Determining the Profit-Maximizing Price

RoverPlus, a pet product superstore, is considering pricing a new RoverPlus-labeled dog food. The company will buy the premium dog food from a company in Indiana that packs the product with a RoverPlus label. Rover pays $7 for a 50-pound bag delivered to its store.

The company also sells Royal Dog Food (under the Royal Dog Food label), which it purchases for $10 per 50-pound bag and sells for $17.99. The company currently sells 26,000 bags of Royal Dog Food per month, but that is expected to change when the RoverPlus brand is introduced.
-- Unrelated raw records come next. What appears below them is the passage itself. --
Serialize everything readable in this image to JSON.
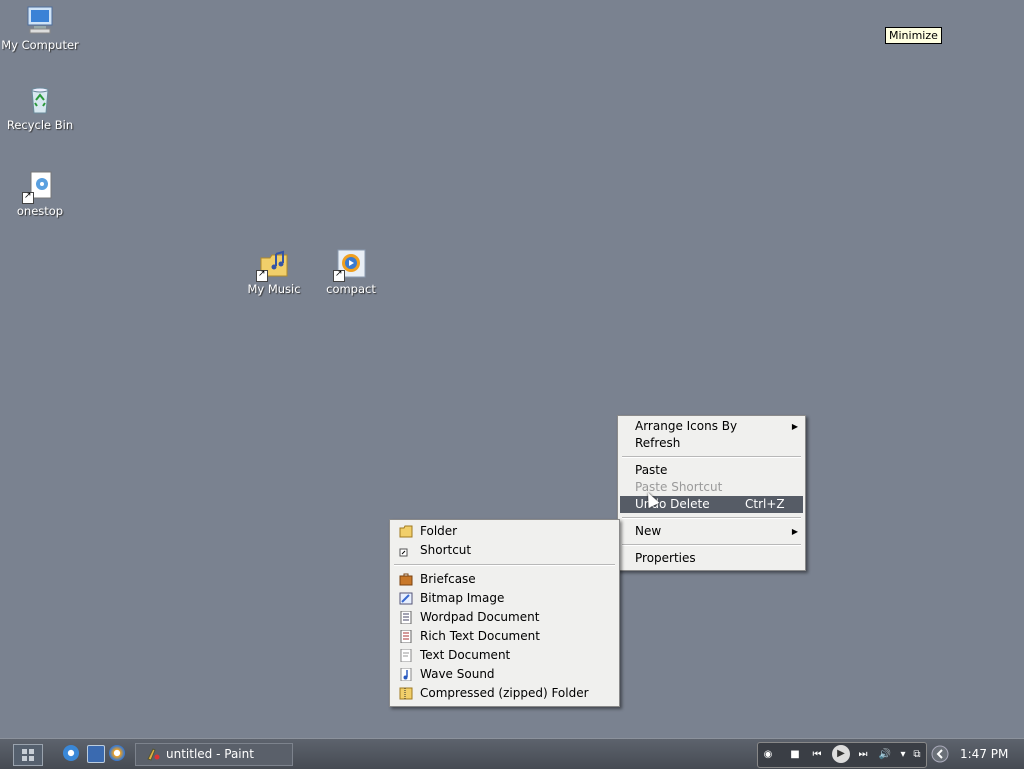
{
  "desktop": {
    "icons": [
      {
        "label": "My Computer",
        "icon": "computer-icon"
      },
      {
        "label": "Recycle Bin",
        "icon": "recycle-bin-icon"
      },
      {
        "label": "onestop",
        "icon": "shortcut-media-icon"
      },
      {
        "label": "My Music",
        "icon": "music-folder-icon"
      },
      {
        "label": "compact",
        "icon": "media-player-icon"
      }
    ]
  },
  "tooltip": {
    "text": "Minimize"
  },
  "context_menu": {
    "items": [
      {
        "label": "Arrange Icons By",
        "has_submenu": true
      },
      {
        "label": "Refresh"
      },
      {
        "label": "Paste"
      },
      {
        "label": "Paste Shortcut",
        "disabled": true
      },
      {
        "label": "Undo Delete",
        "shortcut": "Ctrl+Z",
        "highlighted": true
      },
      {
        "label": "New",
        "has_submenu": true
      },
      {
        "label": "Properties"
      }
    ]
  },
  "new_submenu": {
    "items": [
      {
        "label": "Folder",
        "icon": "folder-icon"
      },
      {
        "label": "Shortcut",
        "icon": "shortcut-icon"
      },
      {
        "label": "Briefcase",
        "icon": "briefcase-icon"
      },
      {
        "label": "Bitmap Image",
        "icon": "bitmap-icon"
      },
      {
        "label": "Wordpad Document",
        "icon": "wordpad-icon"
      },
      {
        "label": "Rich Text Document",
        "icon": "rtf-icon"
      },
      {
        "label": "Text Document",
        "icon": "text-doc-icon"
      },
      {
        "label": "Wave Sound",
        "icon": "wave-sound-icon"
      },
      {
        "label": "Compressed (zipped) Folder",
        "icon": "zip-folder-icon"
      }
    ]
  },
  "taskbar": {
    "task_button": "untitled - Paint",
    "clock": "1:47 PM"
  },
  "colors": {
    "desktop": "#7a8290",
    "menu_highlight": "#565c66"
  }
}
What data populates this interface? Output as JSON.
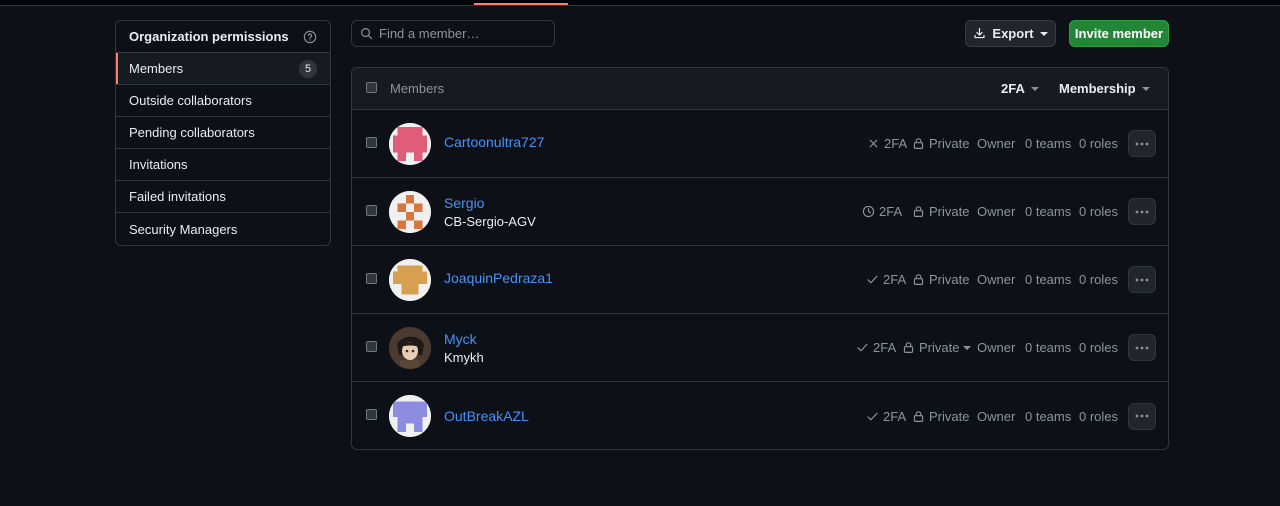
{
  "sidebar": {
    "title": "Organization permissions",
    "items": [
      {
        "label": "Members",
        "count": "5"
      },
      {
        "label": "Outside collaborators"
      },
      {
        "label": "Pending collaborators"
      },
      {
        "label": "Invitations"
      },
      {
        "label": "Failed invitations"
      },
      {
        "label": "Security Managers"
      }
    ]
  },
  "search": {
    "placeholder": "Find a member…"
  },
  "toolbar": {
    "export_label": "Export",
    "invite_label": "Invite member"
  },
  "table": {
    "header_label": "Members",
    "filter_2fa": "2FA",
    "filter_membership": "Membership",
    "rows": [
      {
        "login": "Cartoonultra727",
        "fullname": "",
        "twofa_status": "disabled",
        "twofa": "2FA",
        "visibility": "Private",
        "role": "Owner",
        "teams": "0 teams",
        "roles": "0 roles",
        "avatar_color": "#e05d7a"
      },
      {
        "login": "Sergio",
        "fullname": "CB-Sergio-AGV",
        "twofa_status": "pending",
        "twofa": "2FA",
        "visibility": "Private",
        "role": "Owner",
        "teams": "0 teams",
        "roles": "0 roles",
        "avatar_color": "#d9753f"
      },
      {
        "login": "JoaquinPedraza1",
        "fullname": "",
        "twofa_status": "enabled",
        "twofa": "2FA",
        "visibility": "Private",
        "role": "Owner",
        "teams": "0 teams",
        "roles": "0 roles",
        "avatar_color": "#d6a04f"
      },
      {
        "login": "Myck",
        "fullname": "Kmykh",
        "twofa_status": "enabled",
        "twofa": "2FA",
        "visibility": "Private",
        "role": "Owner",
        "teams": "0 teams",
        "roles": "0 roles",
        "avatar_color": "#3a2a22"
      },
      {
        "login": "OutBreakAZL",
        "fullname": "",
        "twofa_status": "enabled",
        "twofa": "2FA",
        "visibility": "Private",
        "role": "Owner",
        "teams": "0 teams",
        "roles": "0 roles",
        "avatar_color": "#8c8ce0"
      }
    ]
  },
  "colors": {
    "accent": "#f78166",
    "link": "#4493f8",
    "primary_button": "#238636"
  }
}
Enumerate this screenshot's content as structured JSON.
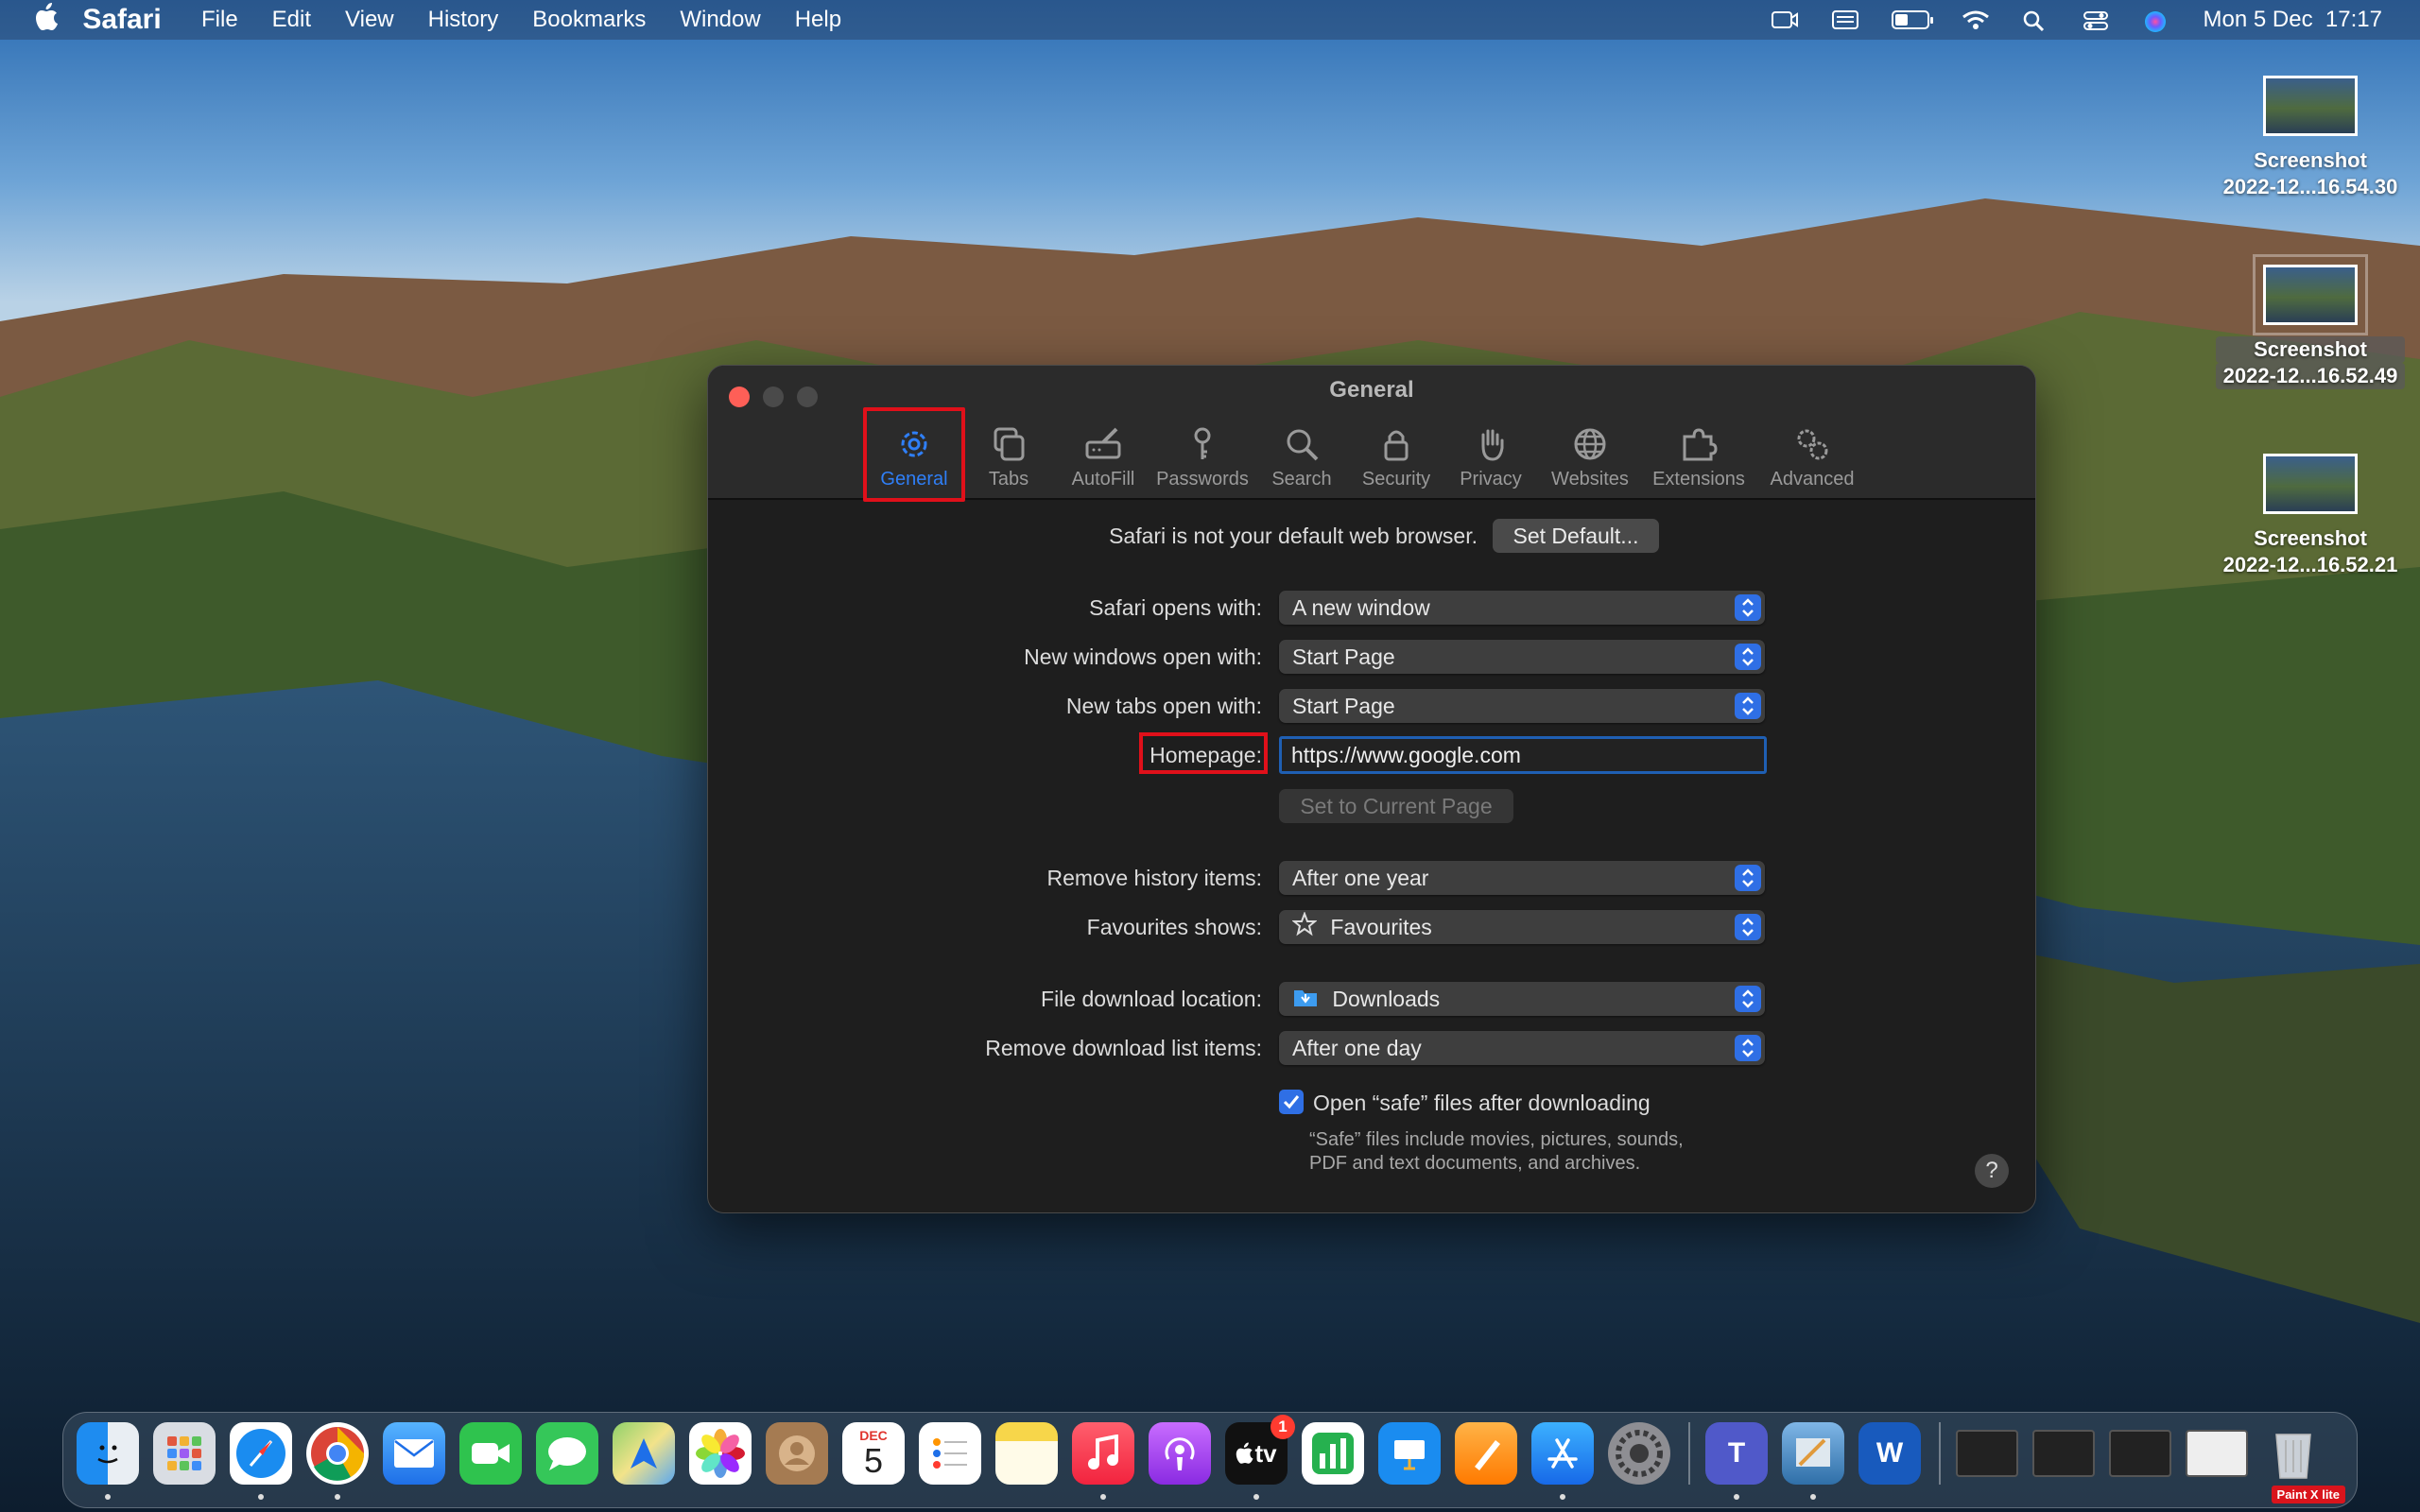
{
  "menubar": {
    "app": "Safari",
    "items": [
      "File",
      "Edit",
      "View",
      "History",
      "Bookmarks",
      "Window",
      "Help"
    ],
    "clock": "Mon 5 Dec  17:17",
    "battery_fraction": 0.4
  },
  "desktop_files": [
    {
      "line1": "Screenshot",
      "line2": "2022-12...16.54.30"
    },
    {
      "line1": "Screenshot",
      "line2": "2022-12...16.52.49"
    },
    {
      "line1": "Screenshot",
      "line2": "2022-12...16.52.21"
    }
  ],
  "window": {
    "title": "General",
    "tabs": [
      {
        "label": "General",
        "icon": "gear-icon"
      },
      {
        "label": "Tabs",
        "icon": "tabs-icon"
      },
      {
        "label": "AutoFill",
        "icon": "pencil-field-icon"
      },
      {
        "label": "Passwords",
        "icon": "key-icon"
      },
      {
        "label": "Search",
        "icon": "magnifier-icon"
      },
      {
        "label": "Security",
        "icon": "lock-icon"
      },
      {
        "label": "Privacy",
        "icon": "hand-icon"
      },
      {
        "label": "Websites",
        "icon": "globe-icon"
      },
      {
        "label": "Extensions",
        "icon": "puzzle-icon"
      },
      {
        "label": "Advanced",
        "icon": "gears-icon"
      }
    ]
  },
  "general": {
    "default_message": "Safari is not your default web browser.",
    "set_default": "Set Default...",
    "safari_opens_label": "Safari opens with:",
    "safari_opens_value": "A new window",
    "new_windows_label": "New windows open with:",
    "new_windows_value": "Start Page",
    "new_tabs_label": "New tabs open with:",
    "new_tabs_value": "Start Page",
    "homepage_label": "Homepage:",
    "homepage_value": "https://www.google.com",
    "set_current": "Set to Current Page",
    "remove_history_label": "Remove history items:",
    "remove_history_value": "After one year",
    "favourites_label": "Favourites shows:",
    "favourites_value": "Favourites",
    "download_location_label": "File download location:",
    "download_location_value": "Downloads",
    "remove_download_label": "Remove download list items:",
    "remove_download_value": "After one day",
    "open_safe_label": "Open “safe” files after downloading",
    "open_safe_checked": true,
    "safe_note_line1": "“Safe” files include movies, pictures, sounds,",
    "safe_note_line2": "PDF and text documents, and archives.",
    "help": "?"
  },
  "dock": {
    "calendar_month": "DEC",
    "calendar_day": "5",
    "tv_label": "tv",
    "tv_badge": "1",
    "word_letter": "W",
    "teams_letter": "T",
    "watermark": "Paint X lite"
  }
}
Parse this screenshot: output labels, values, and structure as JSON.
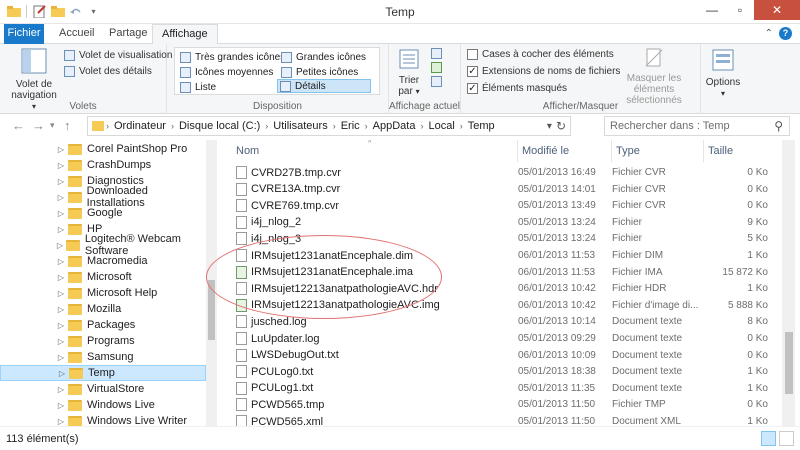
{
  "window": {
    "title": "Temp"
  },
  "tabs": [
    "Fichier",
    "Accueil",
    "Partage",
    "Affichage"
  ],
  "ribbon": {
    "volets": {
      "group_label": "Volets",
      "nav_pane": "Volet de navigation",
      "preview_pane": "Volet de visualisation",
      "details_pane": "Volet des détails"
    },
    "disposition": {
      "group_label": "Disposition",
      "items": [
        "Très grandes icônes",
        "Grandes icônes",
        "Icônes moyennes",
        "Petites icônes",
        "Liste",
        "Détails"
      ],
      "selected": "Détails"
    },
    "affichage_actuel": {
      "group_label": "Affichage actuel",
      "sort": "Trier par"
    },
    "afficher_masquer": {
      "group_label": "Afficher/Masquer",
      "checkboxes": [
        {
          "label": "Cases à cocher des éléments",
          "checked": false
        },
        {
          "label": "Extensions de noms de fichiers",
          "checked": true
        },
        {
          "label": "Éléments masqués",
          "checked": true
        }
      ],
      "hide_selected": "Masquer les éléments sélectionnés"
    },
    "options": "Options"
  },
  "address": {
    "crumbs": [
      "Ordinateur",
      "Disque local (C:)",
      "Utilisateurs",
      "Eric",
      "AppData",
      "Local",
      "Temp"
    ],
    "search_placeholder": "Rechercher dans : Temp"
  },
  "tree": {
    "items": [
      {
        "label": "Corel PaintShop Pro"
      },
      {
        "label": "CrashDumps"
      },
      {
        "label": "Diagnostics"
      },
      {
        "label": "Downloaded Installations"
      },
      {
        "label": "Google"
      },
      {
        "label": "HP"
      },
      {
        "label": "Logitech® Webcam Software"
      },
      {
        "label": "Macromedia"
      },
      {
        "label": "Microsoft"
      },
      {
        "label": "Microsoft Help"
      },
      {
        "label": "Mozilla"
      },
      {
        "label": "Packages"
      },
      {
        "label": "Programs"
      },
      {
        "label": "Samsung"
      },
      {
        "label": "Temp"
      },
      {
        "label": "VirtualStore"
      },
      {
        "label": "Windows Live"
      },
      {
        "label": "Windows Live Writer"
      }
    ],
    "selected": "Temp"
  },
  "columns": [
    "Nom",
    "Modifié le",
    "Type",
    "Taille"
  ],
  "files": [
    {
      "name": "CVRD27B.tmp.cvr",
      "date": "05/01/2013 16:49",
      "type": "Fichier CVR",
      "size": "0 Ko"
    },
    {
      "name": "CVRE13A.tmp.cvr",
      "date": "05/01/2013 14:01",
      "type": "Fichier CVR",
      "size": "0 Ko"
    },
    {
      "name": "CVRE769.tmp.cvr",
      "date": "05/01/2013 13:49",
      "type": "Fichier CVR",
      "size": "0 Ko"
    },
    {
      "name": "i4j_nlog_2",
      "date": "05/01/2013 13:24",
      "type": "Fichier",
      "size": "9 Ko"
    },
    {
      "name": "i4j_nlog_3",
      "date": "05/01/2013 13:24",
      "type": "Fichier",
      "size": "5 Ko"
    },
    {
      "name": "IRMsujet1231anatEncephale.dim",
      "date": "06/01/2013 11:53",
      "type": "Fichier DIM",
      "size": "1 Ko"
    },
    {
      "name": "IRMsujet1231anatEncephale.ima",
      "date": "06/01/2013 11:53",
      "type": "Fichier IMA",
      "size": "15 872 Ko"
    },
    {
      "name": "IRMsujet12213anatpathologieAVC.hdr",
      "date": "06/01/2013 10:42",
      "type": "Fichier HDR",
      "size": "1 Ko"
    },
    {
      "name": "IRMsujet12213anatpathologieAVC.img",
      "date": "06/01/2013 10:42",
      "type": "Fichier d'image di...",
      "size": "5 888 Ko"
    },
    {
      "name": "jusched.log",
      "date": "06/01/2013 10:14",
      "type": "Document texte",
      "size": "8 Ko"
    },
    {
      "name": "LuUpdater.log",
      "date": "05/01/2013 09:29",
      "type": "Document texte",
      "size": "0 Ko"
    },
    {
      "name": "LWSDebugOut.txt",
      "date": "06/01/2013 10:09",
      "type": "Document texte",
      "size": "0 Ko"
    },
    {
      "name": "PCULog0.txt",
      "date": "05/01/2013 18:38",
      "type": "Document texte",
      "size": "1 Ko"
    },
    {
      "name": "PCULog1.txt",
      "date": "05/01/2013 11:35",
      "type": "Document texte",
      "size": "1 Ko"
    },
    {
      "name": "PCWD565.tmp",
      "date": "05/01/2013 11:50",
      "type": "Fichier TMP",
      "size": "0 Ko"
    },
    {
      "name": "PCWD565.xml",
      "date": "05/01/2013 11:50",
      "type": "Document XML",
      "size": "1 Ko"
    }
  ],
  "status": {
    "count": "113 élément(s)"
  }
}
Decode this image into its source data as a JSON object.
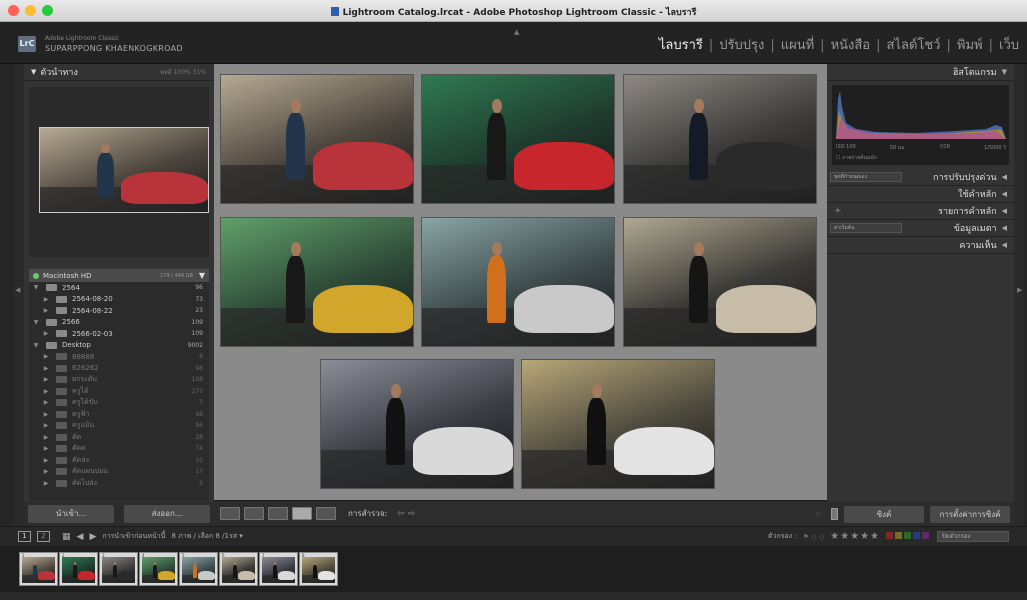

The company will continue to price the Royal Dog Food brand at $17.99. The quantity of RoverPlus and the quantity of Royal Dog Food that will be sold at various prices for Royal are estimated as:

Price RoverPlus

Quantity RoverPlus

Quantity Royal

7.99

36,000

12,000

8.99

35,500

12,300

9.99

35,000

12,500

10.99

34,000

13,000

11.99

31,000

14,000

12.99

26,000

15,000

13.99

16,000

16,000

14.99

11,000

20,000

15.99

6,000

22,000

For example, if RoverPlus is priced at $7.99, the company will sell 36,000 bags of RoverPlus and 12,000 bags of Royal at $17.99. If the company prices RoverPlus at $15.99, it will sell 6,000 bags of RoverPlus and 22,000 bags of Royal at $17.99. This is 4,000 fewer bags of Royal than is currently being sold.

Required

a. Calculate the profit-maximizing price for the RoverPlus brand, taking into account the effect of the sales of RoverPlus on sales of the Royal Dog Food brand.

b. At the price calculated in part a, what is the incremental profit over the profit earned before the introduction of the RoverPlus-branded dog food?